While I wholeheartedly agree that the Department of Transportation should be required to estimate the costs and benefits of new security policies, I don’t agree with the above analogy. Certain security measures may not be worth their costs, but if we reduced airport security to the levels seen on buses, would-be terrorists would have strong incentives to carry out an attack.

First, an airplane can be used as a weapon in a way a bus can’t. If a terrorist were to hijack a bus and attempt to drive it into a major building, there are a number of ways that law enforcement can stop the attack from succeeding. In many situations, police will find out quickly about such an incident and can respond in kind. They can set-up blockades, shut down parts of the city and track the vehicle easily. On an airplane though, law enforcement have few methods to respond. They cannot simply shoot the plane down and sacrifice the Americans on it. There is no way to set up a blockade.

Second, bus riders can text or phone friends to alert the authorities if the attack is not clear. In the air however, passengers cannot easily communicate with friends and family on the ground. Notifying the authorities of the attack is much more difficult from the sky than from the ground.

Third, a terrorist attack from a plane has the potential to be much more deadly than one on a bus.  At the very least, there are more people on a plane than on a bus. But terrorists can also inflict significantly more damage crashing a plane into a tall building or a secure location than they can running a bus into a similar target. Planes can crash into locations that cars and buses cannot even travel to (for example, the White House). This makes a hijacked plane much more dangerous than a hijacked bus.

Fourth, an attack from the sky is more emotionally damaging than one from the ground. We are unfortunately becoming more used to mass shootings and other threats on the ground. Part of the reason that 9/11 scared Americans so much was that it was the first time that we were attacked from the sky. That’s part of what makes drones so scary for Middle Easterners. You can’t see them and don’t know that they’re there – but they can strike at any moment. Before 9/11, we didn’t think twice about such a threat. Afterwards, we are now all alert and aware that we are not immune. A bus bombing would terrify us, but we can see a bus coming from a distance and can attempt to avoid it if it’s heading right at you.
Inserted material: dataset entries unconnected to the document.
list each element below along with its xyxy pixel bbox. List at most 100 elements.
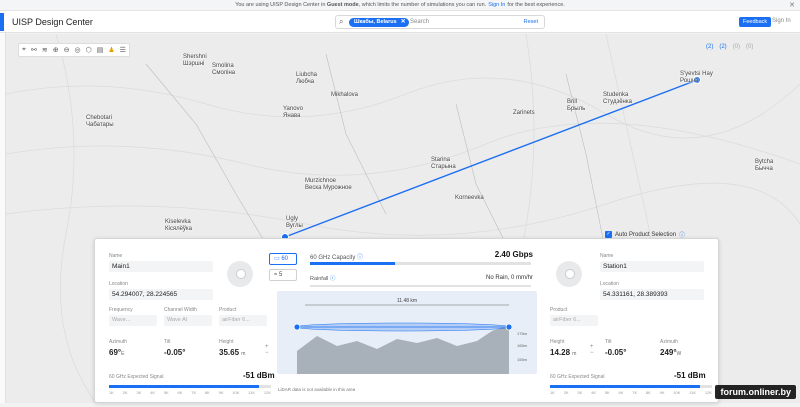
signal-tick: 5K (163, 390, 169, 395)
main1-endpoint[interactable] (293, 323, 301, 331)
user-menu[interactable]: Sign In (772, 18, 791, 24)
place-label: Korneevka (455, 195, 484, 201)
height-value[interactable]: 35.65 m (219, 348, 245, 357)
capacity-label: 60 GHz Capacity ⓘ (310, 255, 364, 261)
location-label: Location (600, 281, 619, 287)
location-field[interactable]: 54.331161, 28.389393 (600, 289, 704, 300)
height-value[interactable]: 14.28 m (550, 348, 576, 357)
name-field[interactable]: Main1 (109, 261, 213, 272)
location-label: Location (109, 281, 128, 287)
product-label: Product (219, 307, 237, 313)
azimuth-value[interactable]: 249°W (660, 348, 681, 357)
place-label: Yanovo Янава (283, 106, 303, 119)
height-stepper[interactable]: + − (265, 344, 269, 356)
link-tool-icon[interactable]: ⚯ (31, 46, 37, 54)
place-label: Murzichnoe Веска Мурожное (305, 178, 352, 191)
station1-endpoint[interactable] (505, 323, 513, 331)
checkbox-checked-icon[interactable]: ✓ (605, 231, 612, 238)
band-5-toggle[interactable]: ≈ 5 (269, 269, 297, 281)
links-counter[interactable]: (0) (733, 44, 740, 50)
place-label: Kiselevka Кісялёўка (165, 219, 193, 232)
layer-counters: (2) (2) (0) (0) (706, 44, 753, 50)
signal-tick: 8K (204, 390, 210, 395)
coverage-counter[interactable]: (0) (746, 44, 753, 50)
frequency-label: Frequency (109, 307, 133, 313)
place-label: Starina Старына (431, 157, 456, 170)
banner-middle: , which limits the number of simulations… (358, 2, 487, 8)
signal-value: -51 dBm (674, 371, 706, 380)
band-60-toggle[interactable]: ▭ 60 (269, 253, 297, 265)
place-label: Bytcha Бычча (755, 159, 774, 172)
zoom-in-icon[interactable]: ⊕ (53, 46, 59, 54)
tilt-label: Tilt (164, 339, 171, 345)
layers-icon[interactable]: ▤ (97, 46, 104, 54)
name-label: Name (109, 253, 123, 259)
location-field[interactable]: 54.294007, 28.224565 (109, 289, 213, 300)
search-input[interactable]: Search (410, 19, 429, 25)
name-field[interactable]: Station1 (600, 261, 704, 272)
signal-tick: 10K (232, 390, 240, 395)
shape-icon[interactable]: ⬡ (86, 46, 92, 54)
feedback-button[interactable]: Feedback (739, 17, 772, 27)
close-icon[interactable]: ✕ (789, 1, 795, 9)
rainfall-scale (310, 285, 531, 287)
signal-tick: 3K (577, 390, 583, 395)
watermark: forum.onliner.by (715, 385, 796, 399)
place-label: Ugly Вуглы (286, 216, 303, 229)
tilt-label: Tilt (605, 339, 612, 345)
place-label: Brill Брыль (567, 99, 586, 112)
elevation-profile[interactable]: 11.48 km 175m 165m 155m (277, 291, 537, 374)
sites-counter[interactable]: (2) (719, 44, 726, 50)
product-select[interactable]: airFiber 6... (219, 315, 267, 326)
place-label: S'yevtsi Hay Рошча (680, 71, 713, 84)
signal-tick: 11K (248, 390, 256, 395)
tilt-value[interactable]: -0.05° (164, 348, 185, 357)
place-label: Zarinets (513, 110, 535, 116)
product-select[interactable]: airFiber 6... (550, 315, 598, 326)
auto-product-selection-label: Auto Product Selection (615, 231, 677, 238)
elevation-tick: 175m (517, 331, 528, 336)
search-icon: ⌕ (339, 17, 344, 26)
banner-sign-in-link[interactable]: Sign In (488, 2, 505, 8)
devices-counter[interactable]: (2) (706, 44, 713, 50)
station1-card: Name Station1 Location 54.331161, 28.389… (542, 247, 752, 401)
location-chip[interactable]: Шкабы, Belarus ✕ (349, 18, 409, 27)
lidar-note: LiDAR data is not available in this area (278, 387, 356, 392)
tilt-value[interactable]: -0.05° (605, 348, 626, 357)
signal-tick: 7K (632, 390, 638, 395)
path-tool-icon[interactable]: ≋ (42, 46, 48, 54)
capacity-value: 2.40 Gbps (494, 250, 533, 259)
signal-bar (109, 385, 259, 388)
signal-bar (550, 385, 700, 388)
locate-icon[interactable]: ◎ (74, 46, 80, 54)
reset-button[interactable]: Reset (524, 19, 538, 25)
zoom-out-icon[interactable]: ⊖ (64, 46, 70, 54)
info-icon: ⓘ (329, 276, 336, 282)
pegman-icon[interactable]: ♟ (108, 46, 114, 54)
app-header: UISP Design Center ⌕ Шкабы, Belarus ✕ Sea… (0, 11, 800, 33)
select-tool-icon[interactable]: ⌖ (22, 46, 26, 54)
height-stepper[interactable]: + − (590, 344, 594, 356)
info-icon: ⓘ (357, 255, 364, 261)
frequency-select[interactable]: Wave... (109, 315, 157, 326)
azimuth-value[interactable]: 69°E (109, 348, 124, 357)
signal-tick: 12K (704, 390, 712, 395)
place-label: Smolina Смоліна (212, 63, 236, 76)
signal-tick: 7K (191, 390, 197, 395)
signal-ticks: 1K 2K 3K 4K 5K 6K 7K 8K 9K 10K 11K 12K (109, 390, 271, 395)
capacity-bar (310, 262, 395, 265)
signal-ticks: 1K 2K 3K 4K 5K 6K 7K 8K 9K 10K 11K 12K (550, 390, 712, 395)
chip-close-icon[interactable]: ✕ (401, 18, 406, 27)
map-toolbar: ⌖ ⚯ ≋ ⊕ ⊖ ◎ ⬡ ▤ ♟ ☰ (18, 43, 130, 57)
place-label: Mikhalova (331, 92, 359, 98)
uisp-logo (0, 13, 4, 31)
azimuth-label: Azimuth (109, 339, 128, 345)
place-label: Chebotari Чабатары (86, 115, 114, 128)
search-bar[interactable]: ⌕ Шкабы, Belarus ✕ Search Reset (335, 15, 545, 29)
link-details-panel: Name Main1 Location 54.294007, 28.224565… (94, 238, 719, 403)
signal-tick: 1K (550, 390, 555, 395)
channel-width-select[interactable]: Wave AI (164, 315, 212, 326)
device-icon (227, 261, 253, 287)
settings-icon[interactable]: ☰ (120, 46, 126, 54)
place-label: Studenka Студзёнка (603, 92, 632, 105)
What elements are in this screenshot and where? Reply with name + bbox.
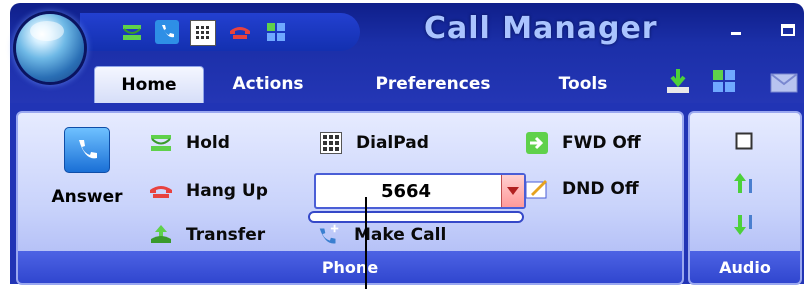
tab-actions[interactable]: Actions — [224, 66, 312, 102]
transfer-icon — [148, 223, 174, 247]
hold-icon[interactable] — [120, 20, 144, 44]
dialpad-icon[interactable] — [190, 20, 216, 46]
hang-up-label: Hang Up — [186, 181, 268, 201]
phone-icon[interactable] — [155, 20, 179, 44]
grid-icon[interactable] — [264, 20, 288, 44]
volume-up-icon[interactable] — [730, 169, 758, 197]
hang-up-button[interactable]: Hang Up — [148, 179, 268, 203]
transfer-button[interactable]: Transfer — [148, 223, 265, 247]
phone-group-label: Phone — [18, 251, 682, 283]
dialpad-button[interactable]: DialPad — [318, 131, 429, 155]
tab-home-label: Home — [121, 75, 177, 95]
dialpad-icon — [318, 131, 344, 155]
answer-button[interactable]: Answer — [42, 123, 132, 233]
tab-preferences[interactable]: Preferences — [358, 66, 508, 102]
number-combobox[interactable]: 5664 — [314, 173, 526, 209]
fwd-button[interactable]: FWD Off — [524, 131, 641, 155]
phone-group: Answer Hold Hang Up Transfer DialPad 566… — [16, 111, 684, 285]
phone-handset-icon — [64, 127, 110, 173]
hold-label: Hold — [186, 133, 230, 153]
audio-group-label: Audio — [690, 251, 800, 283]
fwd-label: FWD Off — [562, 133, 641, 153]
dnd-icon — [524, 177, 550, 201]
hold-button[interactable]: Hold — [148, 131, 230, 155]
number-value[interactable]: 5664 — [316, 175, 496, 207]
orb-highlight — [30, 21, 64, 41]
call-manager-window: Call Manager Home Actions Preferences To… — [10, 3, 804, 285]
ribbon: Answer Hold Hang Up Transfer DialPad 566… — [10, 103, 804, 285]
app-title: Call Manager — [424, 11, 658, 46]
grid-icon[interactable] — [712, 69, 736, 93]
answer-label: Answer — [51, 187, 123, 207]
mail-icon[interactable] — [770, 73, 798, 93]
chevron-down-icon[interactable] — [501, 175, 524, 207]
make-call-icon — [316, 223, 342, 247]
volume-down-icon[interactable] — [730, 211, 758, 239]
tab-actions-label: Actions — [232, 74, 304, 94]
tab-tools[interactable]: Tools — [544, 66, 622, 102]
download-icon[interactable] — [665, 67, 691, 95]
tab-tools-label: Tools — [558, 74, 608, 94]
forward-icon — [524, 131, 550, 155]
minimize-button[interactable] — [727, 21, 745, 39]
make-call-label: Make Call — [354, 225, 447, 245]
hangup-icon — [148, 179, 174, 203]
transfer-label: Transfer — [186, 225, 266, 245]
dnd-button[interactable]: DND Off — [524, 177, 639, 201]
quick-access-toolbar — [80, 13, 360, 51]
dialpad-label: DialPad — [356, 133, 429, 153]
app-orb-button[interactable] — [16, 14, 84, 82]
audio-group: Audio — [688, 111, 802, 285]
hold-icon — [148, 131, 174, 155]
square-icon[interactable] — [730, 127, 758, 155]
make-call-button[interactable]: Make Call — [316, 223, 446, 247]
tab-preferences-label: Preferences — [375, 74, 491, 94]
tab-home[interactable]: Home — [94, 66, 204, 103]
dnd-label: DND Off — [562, 179, 639, 199]
maximize-button[interactable] — [779, 21, 797, 39]
callout-leader-line — [365, 197, 367, 289]
title-bar: Call Manager Home Actions Preferences To… — [10, 3, 804, 103]
hangup-icon[interactable] — [228, 20, 252, 44]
If you are so scarred from such an event, you can avoid buses for the rest of your life. You can’t avoid a plane striking your home or office out of nowhere. You don’t see it coming until it’s too late and there’s no way to fully protect yourself. That fear sticks with you for the rest of your life.

For all those reasons, terrorists have greater incentives to hijack a plane than a bus. That’s why Yglesias’s analogy doesn’t work. Now, there are some TSA policies that almost certainly have costs greater than their benefits (banning pocket knives) and Yglesias is right that we need agencies to conduct cost-benefit analyses more often. With specific estimates of the costs and benefits of a proposed policy, politicians will have more confidence in supporting less security. After all, no politician wants to risk advocating for reduced security and then face voters if a terrorist attack does happen. This biases the entire system towards excessive security. At least with a cost-benefit analysis, Congressmen will have specific statistics to show their constituents for why they voted for such a policy. If that alone can reduce the bias in the system, it’s worth a shot.